世帯数の増加は、あらゆる消費を促す。家に車、TVに洗濯機、冷房に冷蔵庫。共有できる全ての日常品を、世帯毎に所有する必要が出てくる。世帯数増加は、市場(=経済)拡大の最大の原動力となっているのである。
そう考えていくと、近代思想、とりわけ個人主義は注目に値する。オリジナリティにアイデンティティ、自分第一に人それぞれ。社会に浸透することで、世帯数の増加を促し、結果市場(=消費)拡大につながる。個人主義は、市場の支配層たる資本家にとって、実に優れた観念だったのではないか。結果、あらゆる集団は解体され、密室化(=自己中化)し、とうとう個人にまで分断されてしまった。
ここでは、世帯数の増加は、「自由」、「個人の尊重」「自分らしさ」といった「個人主義」が根幹にあり、市場拡大の原動力であったと触れられています。
利便性=個人の充足が重視されるのも、消費の在り方と大きく関係しているように思います。
だとすれば、ペットボトルの普及は、個人が尊重され、利便性に重きを置かれた事への対応だったと考えられるのではないでしょうか。
しかしながら、ペットボトルの消費は頭打ちになっており、利便性だけではもはや先が見えないのも確かです。
人々の新しい欠乏を捉えて、それにあったお茶を提供していくことが求められています。
4.これからのお茶に求められる事とは?
(1)消費を是とする空気が変わってきている
ペットボトルは普及して久しいですが、リサイクルしたとしても、ペットボトルは資源の消費が大きいと言われています。現在では、資源の消費を抑えるために、容器が簡易なものが出てきたり、マイボトルを持つ人が増えてきたり、それ以外にもコンビニで弁当を買っていた人が、弁当を作って持参するようになったりと、利便性を超えて、消費・浪費を抑える動きが生まれてきています。
(2)手作り感がうけている
冷凍食品といえば「お弁当のおかず」がイメージしやすいと思いますが、冷凍食品メーカーは、「食卓で食べるごはん」として、様々な商品開発をおこなっているようです。リンク
今までなら「レンジでチン!」で終りだった物が、自分でちょっとアレンジを加えて食べる物に。
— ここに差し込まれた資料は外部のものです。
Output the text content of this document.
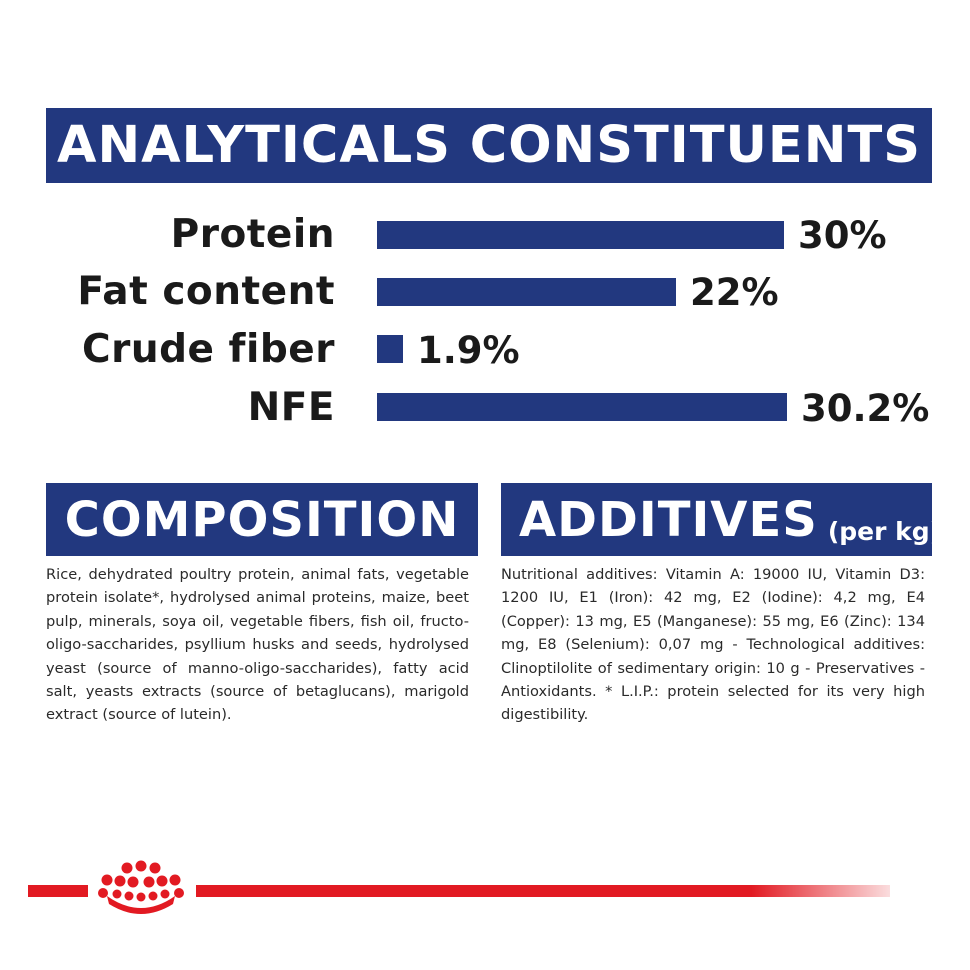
ANALYTICALS CONSTITUENTS
Protein	30%
Fat content	22%
Crude fiber 1.9%
NFE	30.2%
COMPOSITION

Rice, dehydrated poultry protein, animal fats, vegetable protein isolate*, hydrolysed animal proteins, maize, beet pulp, minerals, soya oil, vegetable fibers, fish oil, fructo- oligo-saccharides, psyllium husks and seeds, hydrolysed yeast (source of manno-oligo-saccharides), fatty acid salt, yeasts extracts (source of betaglucans), marigold extract (source of lutein).

ADDITIVES (per kg)

Nutritional additives: Vitamin A: 19000 IU, Vitamin D3: 1200 IU, E1 (Iron): 42 mg, E2 (Iodine): 4,2 mg, E4 (Copper): 13 mg, E5 (Manganese): 55 mg, E6 (Zinc): 134 mg, E8 (Selenium): 0,07 mg - Technological additives: Clinoptilolite of sedimentary origin: 10 g - Preservatives - Antioxidants. * L.I.P.: protein selected for its very high digestibility.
これは(1)の事例にも共通することのように思います。
(3)個人の充足→みんなの充足への転換
>しかし、一方、カフェや外資系のコーヒーハウスが増加していることから見ても、人つながりや何らかの交流の場、そこでの嗜好品への欠乏が高まっていることも間違いありません。お茶の活路もその路線上にありそうです。
とプロローグにあったように、人つながりや交流の場を求める人が増えているように思います。
以上の事を、お茶に引き付けて考えれば、手軽さ、便利さのペットボトルの次には、昔ながらの“急須でお茶を飲む”“誰かと一緒にお茶の時間を楽しむ”ということが、再び脚光をあびてくるのではないでしょうか。
急須で茶を飲む場面を考えてみると、茶の間でみんなで飲む。お客が来た時にお茶でもてなす。一人でゆったりお茶を飲む。様々な場面が思い浮かびますが、お茶の時間そのものを楽しむという事も、お茶の魅力の一つとして挙げられると思います。
そこで、お茶の次代の可能性を見出すために、もう一度、昔ながらのお茶の良さ、日本人にとってのお茶を見直してみる必要があるとお思います。
ということで、次回はお茶の文化について、追求してみたいと思います。
最後まで読んでいただき、ありがとうございました。